The U.S. Secret Service is investigating an attack on a university server that may have exposed personal information about 41,000 area residents, administrators announced earlier this month.
The server had been used by a researcher to track services offered by the D.C. Office on Aging since 1983 and contained information including the names, birthdates and Social Security numbers of elderly citizens who have used the office’s services.
University spokesman Erik Smulson said that the security breach was discovered during a routine inspection of the computer network on Feb. 13. He added that the compromised server has been shut down.
The university waited until Feb. 24, almost two weeks after the breach was first discovered, to notify DCOA and did not disclose the news to the public until March 3.
Smulson said that the university waited until it fully understood the nature and scope of the breach before informing DCOA. Vincent Morris, a spokesman for D.C. Mayor Anthony Williams, said that DCOA was not concerned by the delay.
The university turned the server over to the Secret Service for forensic analysis on Feb. 28. Jonathan Cherry, a spokesman for the Secret Service, said that the matter remained under investigation and declined to comment.
Georgetown set up a Web site and hotline for individuals who believed their information may have been accessed improperly. Smulson said that the university hopes to send letters to all 41,000 people who may have been victims of identity theft, but said that some may be deceased or have moved out of the area.
In a press release on March 3, the university recommended that individuals concerned that their information may have been exposed place fraud alert warnings on their credit reports.
Smulson said that about 300 people had contacted the university hotline by the end of last week, but that none had complained of identity theft.
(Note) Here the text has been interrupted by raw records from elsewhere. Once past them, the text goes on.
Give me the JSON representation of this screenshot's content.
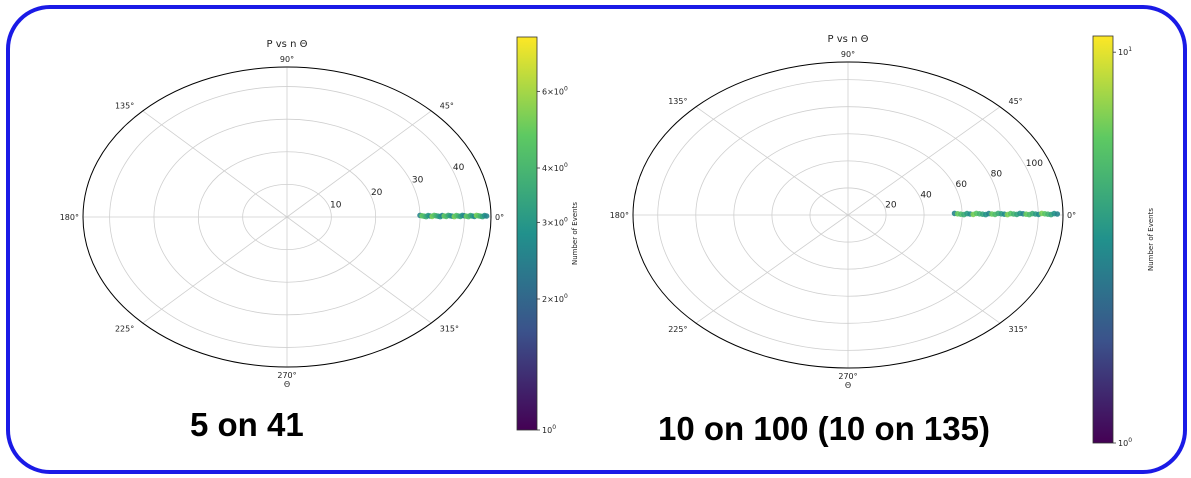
{
  "chart_data": [
    {
      "type": "scatter",
      "projection": "polar",
      "title": "P vs n Θ",
      "xlabel": "Θ",
      "angle_ticks": [
        "0°",
        "45°",
        "90°",
        "135°",
        "180°",
        "225°",
        "270°",
        "315°"
      ],
      "r_ticks": [
        10,
        20,
        30,
        40
      ],
      "r_tick_labels": [
        "10",
        "20",
        "30",
        "40"
      ],
      "rlim": [
        0,
        46
      ],
      "grid": true,
      "points": {
        "theta_deg": 0,
        "r_range": [
          30,
          45
        ]
      },
      "colorbar": {
        "label": "Number of Events",
        "scale": "log",
        "range": [
          1,
          8
        ],
        "colormap": "viridis",
        "tick_labels": [
          "10^0",
          "2×10^0",
          "3×10^0",
          "4×10^0",
          "6×10^0"
        ],
        "tick_values": [
          1,
          2,
          3,
          4,
          6
        ]
      },
      "caption": "5 on 41"
    },
    {
      "type": "scatter",
      "projection": "polar",
      "title": "P vs n Θ",
      "xlabel": "Θ",
      "angle_ticks": [
        "0°",
        "45°",
        "90°",
        "135°",
        "180°",
        "225°",
        "270°",
        "315°"
      ],
      "r_ticks": [
        20,
        40,
        60,
        80,
        100
      ],
      "r_tick_labels": [
        "20",
        "40",
        "60",
        "80",
        "100"
      ],
      "rlim": [
        0,
        113
      ],
      "grid": true,
      "points": {
        "theta_deg": 0,
        "r_range": [
          56,
          110
        ]
      },
      "colorbar": {
        "label": "Number of Events",
        "scale": "log",
        "range": [
          1,
          11
        ],
        "colormap": "viridis",
        "tick_labels": [
          "10^0",
          "10^1"
        ],
        "tick_values": [
          1,
          10
        ]
      },
      "caption": "10 on 100 (10 on 135)"
    }
  ],
  "colors": {
    "frame_border": "#1a1ae6",
    "viridis": [
      "#440154",
      "#3b528b",
      "#21918c",
      "#5ec962",
      "#fde725"
    ]
  }
}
Morris said that the DCOA had not received any complaints.
Smulson also said that the server was separate from the university’s main computer files and that the attackers were not able to access students’ financial or medical records. He added that the university is complying with local and federal investigators.
“We’re constantly trying to stay ahead of these attackers,” he said.
The university declined to name the researcher responsible for maintaining the server, who Morris said was working with a grant from the DCOA that was renewed each year. Morris did not know if the security breach would affect the likelihood of the grant being renewed.
The information contained on the server was gathered from several area organizations, including senior centers and other groups that serve senior citizens.
In testimony before the D.C. City Council’s Committee on Human Services last year, DCOA Executive Director E. Veronica Pace called the Georgetown server “mission critical” to the DCOA, saying that it included “financial and executive support applications.”
In her testimony, Pace asked for funding for a separate server maintained by the D.C. government.
“The system knowledge is not well documented, which poses risks for catastrophic failure,” Pace said during her testimony.
The separate server was slated to go into effect this September. Darlene Nowlin, a spokesperson for the DCOA, declined to comment on how the server breach could affect the office’s ability to effectively track data.